El corto verano de las mujeres armadas


El corto verano de las mujeres armadas
Laura Casielles

En el verano de 1936, María Marcos estaba a punto de cumplir 10 años. De aquel sábado funesto de finales julio recuerda que estaba con sus padres y hermanos en el puesto de verduras que tenían en el barrio madrileño de Lavapiés cuando llegó un grupo de milicianos y milicianas a avisarles de que tenían que recoger.

- ¿Milicianas, María? ¿Mujeres también?
- ¡Sí, sí! —responde sin dudar— ¡Mujeres y hombres, de todo!

En la memoria de María —como en la de muchas de quienes también eran niñas entonces y que siguen pudiendo contárnoslo—, aquel verano la imagen de esas mujeres se fue haciendo habitual. Ella cuenta que las veía mientras jugaba entre los escombros que iban dejando las bombas en la calle Tribulete: “Había muchas, muchas. Luego se fueron viendo menos. Pero al principio claro que las veías. Llevaban el gorro así… Un gorro azul, como los soldados. Iban con un mono de peto oscuro, o cada una con lo que tenía”.

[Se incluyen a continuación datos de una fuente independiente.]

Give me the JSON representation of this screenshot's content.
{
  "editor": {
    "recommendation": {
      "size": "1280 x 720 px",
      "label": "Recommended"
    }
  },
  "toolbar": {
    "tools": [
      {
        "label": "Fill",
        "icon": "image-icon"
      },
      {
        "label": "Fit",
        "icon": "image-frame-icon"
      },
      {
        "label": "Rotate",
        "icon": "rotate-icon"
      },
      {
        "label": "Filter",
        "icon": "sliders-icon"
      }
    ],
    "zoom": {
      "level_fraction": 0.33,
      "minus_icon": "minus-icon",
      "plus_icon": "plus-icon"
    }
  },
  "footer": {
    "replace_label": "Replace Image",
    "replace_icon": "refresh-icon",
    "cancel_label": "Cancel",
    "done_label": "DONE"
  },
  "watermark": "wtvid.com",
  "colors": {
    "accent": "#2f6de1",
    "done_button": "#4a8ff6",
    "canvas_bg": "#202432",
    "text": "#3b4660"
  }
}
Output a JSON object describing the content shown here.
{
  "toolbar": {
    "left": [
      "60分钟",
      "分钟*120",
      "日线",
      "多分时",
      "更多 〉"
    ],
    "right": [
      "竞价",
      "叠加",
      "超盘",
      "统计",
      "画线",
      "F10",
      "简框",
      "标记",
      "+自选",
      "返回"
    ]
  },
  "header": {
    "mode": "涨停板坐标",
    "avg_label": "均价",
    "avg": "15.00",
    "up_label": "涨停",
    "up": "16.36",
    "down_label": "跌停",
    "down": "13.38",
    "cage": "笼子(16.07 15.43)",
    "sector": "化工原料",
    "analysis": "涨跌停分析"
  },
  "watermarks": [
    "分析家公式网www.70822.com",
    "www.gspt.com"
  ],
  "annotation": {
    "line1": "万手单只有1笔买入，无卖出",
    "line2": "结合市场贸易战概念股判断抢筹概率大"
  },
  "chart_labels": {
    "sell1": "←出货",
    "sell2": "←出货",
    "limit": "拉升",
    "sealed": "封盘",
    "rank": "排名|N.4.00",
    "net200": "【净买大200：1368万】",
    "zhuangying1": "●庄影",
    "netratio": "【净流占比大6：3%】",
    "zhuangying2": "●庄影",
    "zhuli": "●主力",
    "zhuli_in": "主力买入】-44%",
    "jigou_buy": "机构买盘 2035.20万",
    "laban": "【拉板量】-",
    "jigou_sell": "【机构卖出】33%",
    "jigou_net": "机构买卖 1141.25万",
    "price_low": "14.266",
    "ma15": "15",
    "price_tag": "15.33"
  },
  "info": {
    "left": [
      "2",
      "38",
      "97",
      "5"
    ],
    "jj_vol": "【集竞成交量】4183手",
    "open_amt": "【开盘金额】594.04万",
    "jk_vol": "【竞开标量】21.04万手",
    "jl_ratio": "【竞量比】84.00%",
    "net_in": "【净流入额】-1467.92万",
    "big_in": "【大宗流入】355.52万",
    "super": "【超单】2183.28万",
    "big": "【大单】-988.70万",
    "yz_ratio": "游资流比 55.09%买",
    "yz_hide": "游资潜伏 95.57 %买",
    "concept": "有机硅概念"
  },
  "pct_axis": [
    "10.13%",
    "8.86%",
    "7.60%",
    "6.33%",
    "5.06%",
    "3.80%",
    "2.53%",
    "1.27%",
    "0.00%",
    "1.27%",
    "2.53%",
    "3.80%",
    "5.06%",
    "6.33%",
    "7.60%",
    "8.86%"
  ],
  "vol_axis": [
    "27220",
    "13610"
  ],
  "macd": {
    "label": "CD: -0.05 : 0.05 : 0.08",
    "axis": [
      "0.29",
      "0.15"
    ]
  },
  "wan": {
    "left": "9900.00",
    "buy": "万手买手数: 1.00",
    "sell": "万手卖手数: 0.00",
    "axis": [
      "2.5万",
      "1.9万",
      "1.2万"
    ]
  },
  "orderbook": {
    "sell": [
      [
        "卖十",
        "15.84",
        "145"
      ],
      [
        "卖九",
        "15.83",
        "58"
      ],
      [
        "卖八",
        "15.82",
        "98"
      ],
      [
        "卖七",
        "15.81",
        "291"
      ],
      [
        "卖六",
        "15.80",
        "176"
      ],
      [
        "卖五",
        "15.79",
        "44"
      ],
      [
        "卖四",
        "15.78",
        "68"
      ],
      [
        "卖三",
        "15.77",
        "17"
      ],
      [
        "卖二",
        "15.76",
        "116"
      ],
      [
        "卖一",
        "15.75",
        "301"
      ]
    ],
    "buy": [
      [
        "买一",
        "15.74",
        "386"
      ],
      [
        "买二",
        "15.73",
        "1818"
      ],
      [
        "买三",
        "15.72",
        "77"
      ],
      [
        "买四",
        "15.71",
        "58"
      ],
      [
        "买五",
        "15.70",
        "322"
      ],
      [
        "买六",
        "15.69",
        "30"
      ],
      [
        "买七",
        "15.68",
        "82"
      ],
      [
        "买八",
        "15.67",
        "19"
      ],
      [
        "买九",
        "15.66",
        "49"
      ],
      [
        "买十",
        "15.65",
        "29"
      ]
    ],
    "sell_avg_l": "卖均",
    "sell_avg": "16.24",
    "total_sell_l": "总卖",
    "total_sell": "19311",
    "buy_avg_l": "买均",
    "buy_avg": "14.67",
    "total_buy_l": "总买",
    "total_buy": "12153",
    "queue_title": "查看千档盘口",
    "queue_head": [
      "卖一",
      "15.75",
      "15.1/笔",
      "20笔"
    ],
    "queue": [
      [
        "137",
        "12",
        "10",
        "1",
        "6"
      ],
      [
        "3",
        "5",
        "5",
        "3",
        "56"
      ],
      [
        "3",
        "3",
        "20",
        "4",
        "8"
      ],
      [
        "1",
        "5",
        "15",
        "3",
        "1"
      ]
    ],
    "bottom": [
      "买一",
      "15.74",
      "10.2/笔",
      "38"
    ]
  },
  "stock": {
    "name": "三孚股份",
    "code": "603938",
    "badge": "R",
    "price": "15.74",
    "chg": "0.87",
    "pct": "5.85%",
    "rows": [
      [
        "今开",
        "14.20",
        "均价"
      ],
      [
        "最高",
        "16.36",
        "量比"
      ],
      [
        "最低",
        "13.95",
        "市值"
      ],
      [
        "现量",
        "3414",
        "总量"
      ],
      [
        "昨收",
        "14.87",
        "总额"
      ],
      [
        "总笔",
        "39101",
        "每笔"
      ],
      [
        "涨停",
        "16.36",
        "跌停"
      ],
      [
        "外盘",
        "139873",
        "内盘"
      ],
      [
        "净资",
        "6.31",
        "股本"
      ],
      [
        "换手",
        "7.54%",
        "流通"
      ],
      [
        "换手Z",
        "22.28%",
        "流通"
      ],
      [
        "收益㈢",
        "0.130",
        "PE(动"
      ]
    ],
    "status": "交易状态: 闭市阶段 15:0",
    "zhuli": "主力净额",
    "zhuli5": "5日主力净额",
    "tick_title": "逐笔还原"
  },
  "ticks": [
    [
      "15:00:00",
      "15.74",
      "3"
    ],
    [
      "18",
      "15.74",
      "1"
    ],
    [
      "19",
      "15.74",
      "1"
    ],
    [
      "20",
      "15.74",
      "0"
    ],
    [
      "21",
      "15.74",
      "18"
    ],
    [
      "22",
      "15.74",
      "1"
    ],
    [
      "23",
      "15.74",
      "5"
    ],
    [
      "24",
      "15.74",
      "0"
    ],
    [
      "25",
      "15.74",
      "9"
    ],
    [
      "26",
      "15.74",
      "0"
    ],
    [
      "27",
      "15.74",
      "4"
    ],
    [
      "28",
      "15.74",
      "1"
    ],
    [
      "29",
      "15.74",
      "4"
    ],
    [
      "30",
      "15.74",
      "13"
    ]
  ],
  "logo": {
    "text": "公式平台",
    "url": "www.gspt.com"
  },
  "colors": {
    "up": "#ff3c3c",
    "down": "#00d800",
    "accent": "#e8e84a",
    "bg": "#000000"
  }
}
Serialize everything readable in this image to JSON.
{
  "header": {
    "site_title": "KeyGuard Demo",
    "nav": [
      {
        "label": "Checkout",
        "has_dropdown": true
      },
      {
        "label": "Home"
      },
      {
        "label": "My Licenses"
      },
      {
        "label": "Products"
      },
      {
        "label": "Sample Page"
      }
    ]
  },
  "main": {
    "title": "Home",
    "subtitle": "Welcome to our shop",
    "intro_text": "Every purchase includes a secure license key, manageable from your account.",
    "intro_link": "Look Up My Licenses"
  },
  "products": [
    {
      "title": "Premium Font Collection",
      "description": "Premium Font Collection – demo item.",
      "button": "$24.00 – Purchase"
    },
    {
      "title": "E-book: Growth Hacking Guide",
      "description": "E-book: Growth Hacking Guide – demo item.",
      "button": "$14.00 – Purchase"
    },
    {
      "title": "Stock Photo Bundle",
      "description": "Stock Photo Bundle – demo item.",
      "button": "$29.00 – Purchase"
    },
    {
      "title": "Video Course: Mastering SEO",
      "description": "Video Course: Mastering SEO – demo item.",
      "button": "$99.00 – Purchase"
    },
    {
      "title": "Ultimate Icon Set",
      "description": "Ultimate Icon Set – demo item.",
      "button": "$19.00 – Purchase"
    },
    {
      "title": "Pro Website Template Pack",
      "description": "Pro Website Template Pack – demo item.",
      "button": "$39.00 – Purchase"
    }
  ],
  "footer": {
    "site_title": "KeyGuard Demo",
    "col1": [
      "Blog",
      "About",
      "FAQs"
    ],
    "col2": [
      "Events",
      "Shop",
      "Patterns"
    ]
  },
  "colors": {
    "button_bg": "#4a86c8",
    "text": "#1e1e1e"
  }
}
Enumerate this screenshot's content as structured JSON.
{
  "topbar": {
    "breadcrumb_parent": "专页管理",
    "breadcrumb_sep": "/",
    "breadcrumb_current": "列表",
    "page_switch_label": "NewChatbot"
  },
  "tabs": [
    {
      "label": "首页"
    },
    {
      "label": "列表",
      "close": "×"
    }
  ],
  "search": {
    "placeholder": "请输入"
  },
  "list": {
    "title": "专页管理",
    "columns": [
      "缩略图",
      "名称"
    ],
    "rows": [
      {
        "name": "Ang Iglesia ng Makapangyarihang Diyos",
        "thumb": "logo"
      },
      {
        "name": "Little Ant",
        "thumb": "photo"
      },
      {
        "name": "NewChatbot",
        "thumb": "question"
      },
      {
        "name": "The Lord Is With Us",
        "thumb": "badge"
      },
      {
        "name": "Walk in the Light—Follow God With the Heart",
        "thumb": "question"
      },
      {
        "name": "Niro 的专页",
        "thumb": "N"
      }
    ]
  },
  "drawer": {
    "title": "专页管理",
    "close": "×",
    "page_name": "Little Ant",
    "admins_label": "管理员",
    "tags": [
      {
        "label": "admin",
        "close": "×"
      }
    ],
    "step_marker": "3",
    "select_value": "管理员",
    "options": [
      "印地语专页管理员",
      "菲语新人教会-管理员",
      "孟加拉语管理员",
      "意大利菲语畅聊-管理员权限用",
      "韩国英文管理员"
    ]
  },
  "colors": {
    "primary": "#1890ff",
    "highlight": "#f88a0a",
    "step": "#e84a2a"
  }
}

Aquella figura hasta entonces insólita se fue haciendo habitual en las primeras semanas de la Guerra Civil. El proyecto del Museo Virtual calcula que pueden recuperar la figura de hasta 7.000 mujeres, pero es una cifra todavía estimada. Lo que sí es seguro es que las mujeres que decidieron ir al frente entre julio y septiembre se cuentan por miles. Cuando la resistencia se militarizó, la mayoría de ellas volverían a ser relegadas a la retaguardia, pero el de 1936 fue también el corto verano de las mujeres en armas. “Te llamaba la atención, y más a las niñas —recuerda María—, porque eran mujeres, y entonces a las mujeres no se las veía con pantalón y con pistola”.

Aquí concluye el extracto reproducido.